Keith Jarrett, que nos anos mais recentes, e após uma etapa ao lado de Miles Davis, tinha deixado os teclados elétricos e regressado ao piano, conhecera Manfred Eicher, que o convidara para entrar a bordo de uma nova aventura discográfica, a ECM, que o produtor alemão havia fundado em 1969 e na qual o pianista se estreara com “Facing You”” um álbum de estúdio, completamente a solo, em 1971. Desde então tinha passado por estúdios e palcos ora em quartetos (um deles, americano, com Dewey Redman, Charlie Haden e Paul Motian, o outro, de alma europeia, ao lado de Jan Garbarek, Palle Danielsson e Jon Christensen) ora noutras parcerias, uma delas partilhada com Garbarek e uma orquestra.
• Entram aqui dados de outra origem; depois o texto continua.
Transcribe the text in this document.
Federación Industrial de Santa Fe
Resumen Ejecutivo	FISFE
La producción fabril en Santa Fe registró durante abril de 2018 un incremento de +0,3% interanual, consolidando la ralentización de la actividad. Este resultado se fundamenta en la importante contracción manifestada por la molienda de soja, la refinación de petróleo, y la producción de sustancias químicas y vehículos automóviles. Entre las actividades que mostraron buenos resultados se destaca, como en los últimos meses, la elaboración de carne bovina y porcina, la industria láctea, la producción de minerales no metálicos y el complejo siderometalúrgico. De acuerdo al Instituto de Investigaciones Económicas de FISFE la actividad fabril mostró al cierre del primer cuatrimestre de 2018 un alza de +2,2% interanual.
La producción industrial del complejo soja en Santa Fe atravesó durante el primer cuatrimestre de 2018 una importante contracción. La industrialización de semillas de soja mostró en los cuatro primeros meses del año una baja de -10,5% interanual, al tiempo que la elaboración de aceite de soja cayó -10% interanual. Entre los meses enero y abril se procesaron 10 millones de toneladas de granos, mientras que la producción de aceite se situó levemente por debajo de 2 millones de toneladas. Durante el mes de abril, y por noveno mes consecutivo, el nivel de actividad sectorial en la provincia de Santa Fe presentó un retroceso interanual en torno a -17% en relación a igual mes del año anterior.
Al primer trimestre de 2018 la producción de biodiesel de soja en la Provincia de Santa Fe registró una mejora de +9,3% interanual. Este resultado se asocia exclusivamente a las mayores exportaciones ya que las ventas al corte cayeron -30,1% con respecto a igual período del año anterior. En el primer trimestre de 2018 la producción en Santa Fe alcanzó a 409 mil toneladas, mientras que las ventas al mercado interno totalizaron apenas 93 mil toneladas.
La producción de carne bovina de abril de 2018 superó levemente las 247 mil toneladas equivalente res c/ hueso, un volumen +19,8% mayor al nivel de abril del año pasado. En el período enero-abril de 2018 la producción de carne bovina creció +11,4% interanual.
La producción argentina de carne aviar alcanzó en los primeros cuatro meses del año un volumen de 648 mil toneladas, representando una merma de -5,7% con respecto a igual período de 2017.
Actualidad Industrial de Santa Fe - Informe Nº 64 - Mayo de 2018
E iniciado, ao mesmo tempo, uma série de concertos a solo, ao piano, nos quais improvisar era o verbo a conjugar. E dessa série um primeiro registo ao vivo havia já chegado a disco em finais de 1973, fixando num álbum triplo duas gravações, uma captada em Lausanne, a outra em Bremen, conquistando o título de melhor gravação de jazz do ano, em 1974, pela revista “Downbeat”. 

Aquela noite, a 24 de janeiro de 1975, em Colónia, tinha, assim sendo, já uma expectativa semeada por estes feitos recentes. Mas o que ali aconteceu transcendeu tudo o que poderia esperar. As características daquele (inesperado) piano obrigaram-no a trabalhar sobretudo as escalas do meio e a usar as notas mais graves como peças de percussão. E assim nasceram duas peças improvisadas, uma delas depois transformada no lado A do disco 1, a segunda ocupando a face B do disco 1 e a A do disco 2. Houve ainda um encore, este não nascendo de uma improvisação, mas, antes, de um reencontro com “Memories of Tomorrow”, tema que Keith Jarrett havia já gravado com Gus Nemeth (contrabaixo) e Paul Motian (percussão). Esta peça mais curta, repensada agora para piano solo, surgiria em disco como “Part II C” na quarta face do duplo vinil. O álbum, lançado em novembro de 1975 com o título “The Köln Concert”, vincou o estatuto de Keith Jarrett no panorama do jazz e é hoje reconhecido como um clássico maior do género e fez recordes no campeonato das vendas de discos. Música aqui gravada já foi usada no cinema (ouvimo-la, por exemplo, no “Querido Diário” de Nanni Moretti) e, em ano de cinquentenário, estão agendadas as estreias de dois filmes sobre a sua criação. Um deles, com o título “Köln 75”, realizado por Ido Fluk, apontando algum protagonismo à figura da jovem Vera Brandes (interpretada por Mala Emde), vai ter brevemente estreia mundial na Berlinale.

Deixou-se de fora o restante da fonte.